Jan and Terry Deveney • Boalsburg, PA
Jan and Terry knew exactly what they wanted when they retired. They wanted community, lots of activity and lots of sports. They have undoubtedly found that in Boalsburg. “We came here largely because of the university. Everything we love to do is here – athletics, art events, theatre and recitals. We can take classes, and there’s a sporting event almost every night of the week,” Jan says.
The Deveneys have a daughter who’s currently in graduate school at Penn State and a son living near Harrisburg, PA, both of whom were always into sports.
The Deveneys aren’t your average sports enthusiasts, though. They’re into all of it. They typically catch four to five events each week, from football, men’s and women’s basketball and ice hockey to men’s and women’s lacrosse, gymnastics and men’s and women’s wrestling.
When they’re not at a game, they’re in the community center with other Liberty Hill residents engaging in their own activities.
“We use the clubhouse every single day,” Jan says. They’ve joined a walking group, an aerobics group, a knitting group, a ping pong group and multiple card groups. Oh, and they play golf and go to the gym daily. It’s safe to say that the Deveneys aren’t lacking in energy.

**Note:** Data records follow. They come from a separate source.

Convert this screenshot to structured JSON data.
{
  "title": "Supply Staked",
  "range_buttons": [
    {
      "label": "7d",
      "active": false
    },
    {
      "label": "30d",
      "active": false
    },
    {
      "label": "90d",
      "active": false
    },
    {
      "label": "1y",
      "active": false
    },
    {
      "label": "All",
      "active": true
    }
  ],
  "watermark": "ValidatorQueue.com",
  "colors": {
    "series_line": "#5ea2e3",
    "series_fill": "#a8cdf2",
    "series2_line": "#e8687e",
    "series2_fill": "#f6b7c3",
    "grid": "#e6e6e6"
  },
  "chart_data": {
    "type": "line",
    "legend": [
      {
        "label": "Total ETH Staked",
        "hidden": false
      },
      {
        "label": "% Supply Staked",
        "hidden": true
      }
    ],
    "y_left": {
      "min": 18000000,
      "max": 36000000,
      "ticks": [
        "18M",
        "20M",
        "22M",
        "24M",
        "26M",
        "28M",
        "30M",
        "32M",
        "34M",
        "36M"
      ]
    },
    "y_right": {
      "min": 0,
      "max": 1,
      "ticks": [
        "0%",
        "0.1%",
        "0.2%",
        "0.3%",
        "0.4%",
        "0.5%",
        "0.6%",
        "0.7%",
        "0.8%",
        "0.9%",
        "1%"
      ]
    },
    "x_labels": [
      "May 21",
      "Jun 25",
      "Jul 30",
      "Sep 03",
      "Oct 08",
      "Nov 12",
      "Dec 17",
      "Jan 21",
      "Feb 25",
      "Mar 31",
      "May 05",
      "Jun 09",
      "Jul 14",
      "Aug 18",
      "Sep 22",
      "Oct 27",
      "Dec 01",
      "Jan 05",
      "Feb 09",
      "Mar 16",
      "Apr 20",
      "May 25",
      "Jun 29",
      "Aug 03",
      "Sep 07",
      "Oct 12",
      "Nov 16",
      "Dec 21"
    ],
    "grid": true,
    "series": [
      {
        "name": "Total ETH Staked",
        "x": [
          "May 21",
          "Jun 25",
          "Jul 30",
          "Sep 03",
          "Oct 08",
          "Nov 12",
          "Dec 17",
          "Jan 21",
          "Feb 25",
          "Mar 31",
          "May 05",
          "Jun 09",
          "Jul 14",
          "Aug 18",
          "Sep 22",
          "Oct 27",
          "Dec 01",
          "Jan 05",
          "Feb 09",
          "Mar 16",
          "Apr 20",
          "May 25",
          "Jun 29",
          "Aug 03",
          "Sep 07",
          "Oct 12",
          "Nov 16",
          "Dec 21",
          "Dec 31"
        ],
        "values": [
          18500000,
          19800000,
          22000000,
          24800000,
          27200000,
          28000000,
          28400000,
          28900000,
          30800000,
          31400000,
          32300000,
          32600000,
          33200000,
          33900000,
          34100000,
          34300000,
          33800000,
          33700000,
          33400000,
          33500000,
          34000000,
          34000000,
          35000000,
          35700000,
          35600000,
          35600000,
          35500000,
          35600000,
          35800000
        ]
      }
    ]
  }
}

Having been born and raised in Pennsylvania, neither can imagine being anywhere else. “We always knew we’d stay. We know Pennsylvania, and we love it,” Jan says.
They’re surrounded by the people that they want to be around doing the things they love to do together. “It’s kind of what we’ve always wanted,” she says. “We couldn’t be happier.”
Irene and Allen Leslie • Bethlehem, PA
Irene and Allen Leslie raised their family in New York City. Allen was an economist on Wall Street most of his career, and Irene worked raising their four sons who are now starting families of their own.
Now that they’re in Bethlehem, they’re about an hour and a half from two of their sons and their two grandchildren. Bethlehem is part of the bustling Lehigh Valley, nestled between Blue Mountain and South Mountain and with Lehigh River running through it.
“Bethlehem is just such a quaint town,” Irene says. “There are all kinds of restaurants and specialty shops. It has a brewery, some great wine shops and a really great little bookstore.”
“There are so many reasons to love it here, but a big draw for us is all of the cultural and educational opportunities that are here because of all the universities and colleges in the area. There’s always something going on that’s somehow connected to the universities,” Irene says. “There are so many non-credit courses right here in Bethlehem at Northampton Community College.”
Irene and Allen arrived at Bridle Path less than two months ago, and they’re already a part of the community. They weren’t shy about getting involved. The couple joined a book club and a Friday happy hour club, and they even started a wine club and an all-men’s club, formed by Allen, called the ROMEOs—Retired Old Men Eating Out.
Leslie says that they’ve found their home in Pennsylvania, and she can’t wait to explore it.
By Jamie Penn Previously published in the 2015 Spring Issue.